I don’t know when it started but I know that it was the result of the accumulated opprobrium, ridicule and denial that I had endured all my life.  It became an especial burden as I became old enough to understand, even if in primitive outline, what was being done to me.  I rejected all accusations of unworthiness and knew in my heart and grasped intellectually that I was as good as my detractors.  Nevertheless the weight of their scorn and hatred, which they of course denied, bore down heavily on me.  As my various neuroses and eccentricities developed in relation to my ostracization I began to hear a sound in my ears, a roar as mighty as Niagara.  It stood as a barrier between myself and the world, or rather the world from me.  I had to listen to people around it, with an especially attentive ear.  I was afraid.

I held myself together through high school but upon graduation, abandoned by everyone, ridiculed and laughed at by the Wardens, I fell apart.  I became ineffective.  I had difficulty tying my clown shoes.  I often had to make two, three or four attempts before I could succeed at that simple task.  Once while receiving change from the paper boy I turned my hand sideways just as he released the change which clattered to the floor.  I was mad with anguish and self-criticism.  The hope that had sustained me fled and I was hopeless.

Throughout the summer I knew not what to do.  When the days began to shorten and daylight began to flee, I, by association, thought that I must flee.  I had some few dollars that I had manage to save and putting on my clown shoes, my shabby grey pants with the short legs and high crotch, an old white T-shirt, and a too small denim jacket that I had inherited from Cappy, I walked out the Warden’s house for the last time.  I can still hear the slam of the screen door.  The tongue and groove on the green painted porch numbered ten.  I can see them all as my shoes passed over them.

I wanted to get far away.  As I had never been far away before I thought in short distances.  Primary in my mind was to leave the Valley.  I rejected going to Detroit and the South because I knew I couldn’t deal with that many people.  I thought of going out in the Thumb but the Wardens had relatives in Caro and I didn’t want to be close to them at all.  For, probably psychological reasons I decided to head up north the Grand Traverse, the Great Crossing.  A divide, that once crossed would divide me forever from a hated and hateful childhood.  As my mother had abandoned me I would symbolically abandon her.  Not that she cared.  I had never heard from her.
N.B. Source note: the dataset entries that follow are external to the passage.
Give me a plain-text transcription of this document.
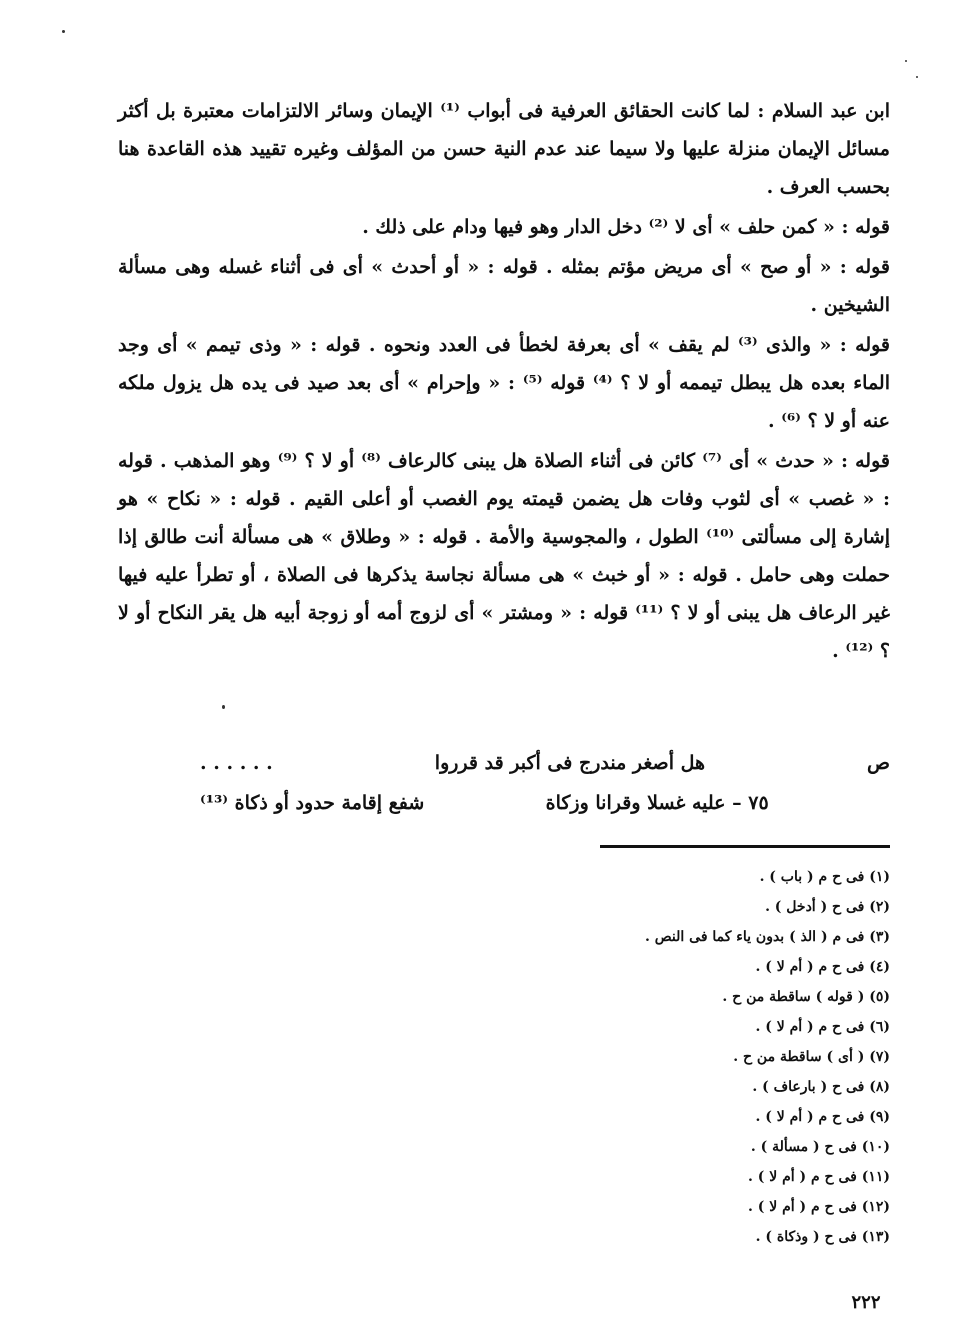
ابن عبد السلام : لما كانت الحقائق العرفية فى أبواب ⁽¹⁾ الإيمان وسائر الالتزامات معتبرة بل أكثر مسائل الإيمان منزلة عليها ولا سيما عند عدم النية حسن من المؤلف وغيره تقييد هذه القاعدة هنا بحسب العرف .

قوله : « كمن حلف » أى لا ⁽²⁾ دخل الدار وهو فيها ودام على ذلك .

قوله : « أو صح » أى مريض مؤتم بمثله . قوله : « أو أحدث » أى فى أثناء غسله وهى مسألة الشيخين .

قوله : « والذى ⁽³⁾ لم يقف » أى بعرفة لخطأ فى العدد ونحوه . قوله : « وذى تيمم » أى وجد الماء بعده هل يبطل تيممه أو لا ؟ ⁽⁴⁾ قوله ⁽⁵⁾ : « وإحرام » أى بعد صيد فى يده هل يزول ملكه عنه أو لا ؟ ⁽⁶⁾ .

قوله : « حدث » أى ⁽⁷⁾ كائن فى أثناء الصلاة هل يبنى كالرعاف ⁽⁸⁾ أو لا ؟ ⁽⁹⁾ وهو المذهب . قوله : « غصب » أى لثوب وفات هل يضمن قيمته يوم الغصب أو أعلى القيم . قوله : « نكاح » هو إشارة إلى مسألتى ⁽¹⁰⁾ الطول ، والمجوسية والأمة . قوله : « وطلاق » هى مسألة أنت طالق إذا حملت وهى حامل . قوله : « أو خبث » هى مسألة نجاسة يذكرها فى الصلاة ، أو تطرأ عليه فيها غير الرعاف هل يبنى أو لا ؟ ⁽¹¹⁾ قوله : « ومشتر » أى لزوج أمه أو زوجة أبيه هل يقر النكاح أو لا ؟ ⁽¹²⁾ .

ص
هل أصغر مندرج فى أكبر قد قرروا
. . . . . .
٧٥ – عليه غسلا وقرانا وزكاة
شفع إقامة حدود أو ذكاة ⁽¹³⁾
(١) فى ح م ( باب ) .
(٢) فى ح ( أدخل ) .
(٣) فى م ( الذ ) بدون ياء كما فى النص .
(٤) فى ح م ( أم لا ) .
(٥) ( قوله ) ساقطة من ح .
(٦) فى ح م ( أم لا ) .
(٧) ( أى ) ساقطة من ح .
(٨) فى ح ( بارعاف ) .
(٩) فى ح م ( أم لا ) .
(١٠) فى ح ( مسألة ) .
(١١) فى ح م ( أم لا ) .
(١٢) فى ح م ( أم لا ) .
(١٣) فى ح ( وذكاة ) .
٢٢٢
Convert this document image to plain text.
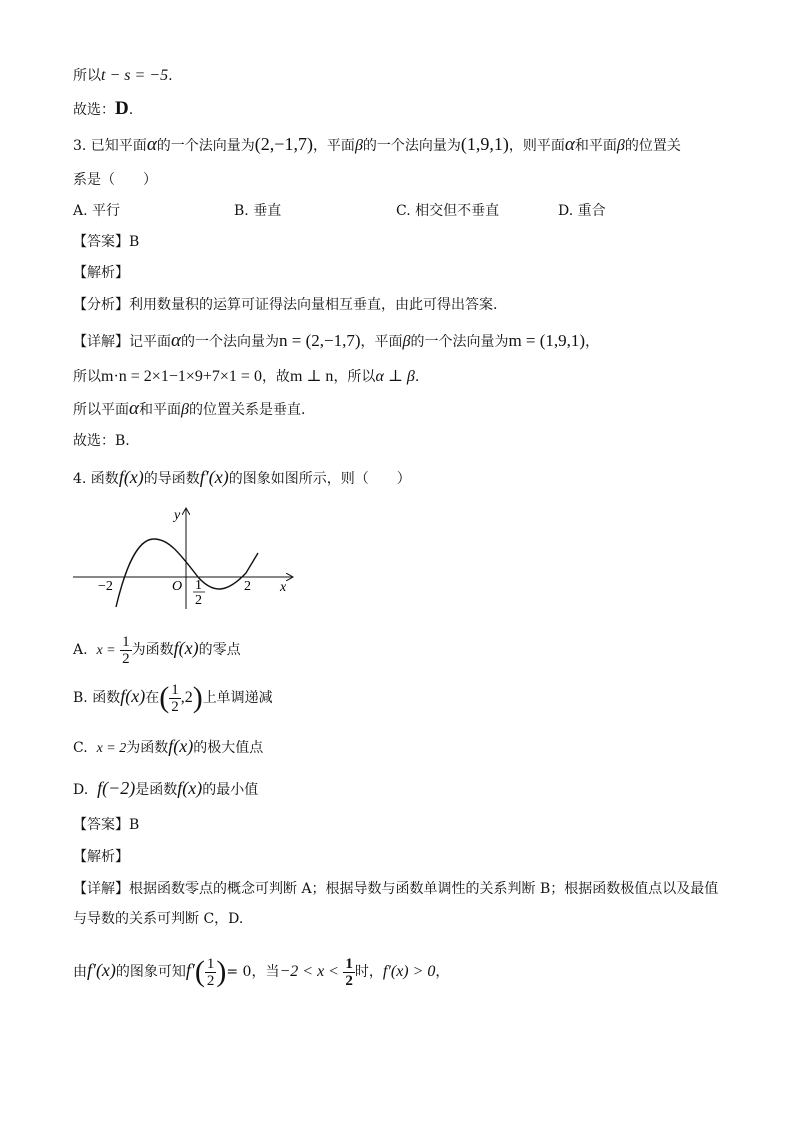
所以t − s = −5.
故选：D.
3. 已知平面α的一个法向量为(2,−1,7)，平面β的一个法向量为(1,9,1)，则平面α和平面β的位置关
系是（　　）
A. 平行	B. 垂直	C. 相交但不垂直	D. 重合
【答案】B
【解析】
【分析】利用数量积的运算可证得法向量相互垂直，由此可得出答案.
【详解】记平面α的一个法向量为n = (2,−1,7)，平面β的一个法向量为m = (1,9,1)，
所以m·n = 2×1−1×9+7×1 = 0，故m ⊥ n，所以α ⊥ β.
所以平面α和平面β的位置关系是垂直.
故选：B.
4. 函数f(x)的导函数f′(x)的图象如图所示，则（　　）
y
x
O
−2	2
1
2
A. $x = \frac{1}{2}$ 为函数f(x)的零点
B. 函数f(x)在( $\frac{1}{2} ,2$)上单调递减
C. x = 2为函数f(x)的极大值点
D. f(−2)是函数f(x)的最小值
【答案】B
【解析】
【详解】根据函数零点的概念可判断 A；根据导数与函数单调性的关系判断 B；根据函数极值点以及最值
与导数的关系可判断 C，D.
由f′(x)的图象可知$f'( \frac{1}{2}$ )= 0，当$-2 < x < \frac{1}{2}$ 时，f′(x) > 0，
Blinded by my desperate urgency I walked out of that house of the distraught and just kept walking.  I wouldn’t have spent the money anyway but it never occurred to me to take the bus.  It never occurred to me to put out my thumb; I just walked along listening to the roar in my ears which seemed to be intensifying, to be getting louder, it seemed to be engulfing my brain.  I don’t remember much of my flight.  I remember passing the multitudinous churches of Midland.  That city was dominated by large chemical plants and a chemical stench constantly hung over the whole city.  In my distracted state I imagined that that oppressive smell was emanating from that army of churches.  No love had I even known from sanctimonious hypocrites of God.

After Midland the roar in my ears seemed to affect my vision.  I saw and registered nothing.  The tears repressed for eighteen years began to flow and I walked and walked, sobbing and sobbing.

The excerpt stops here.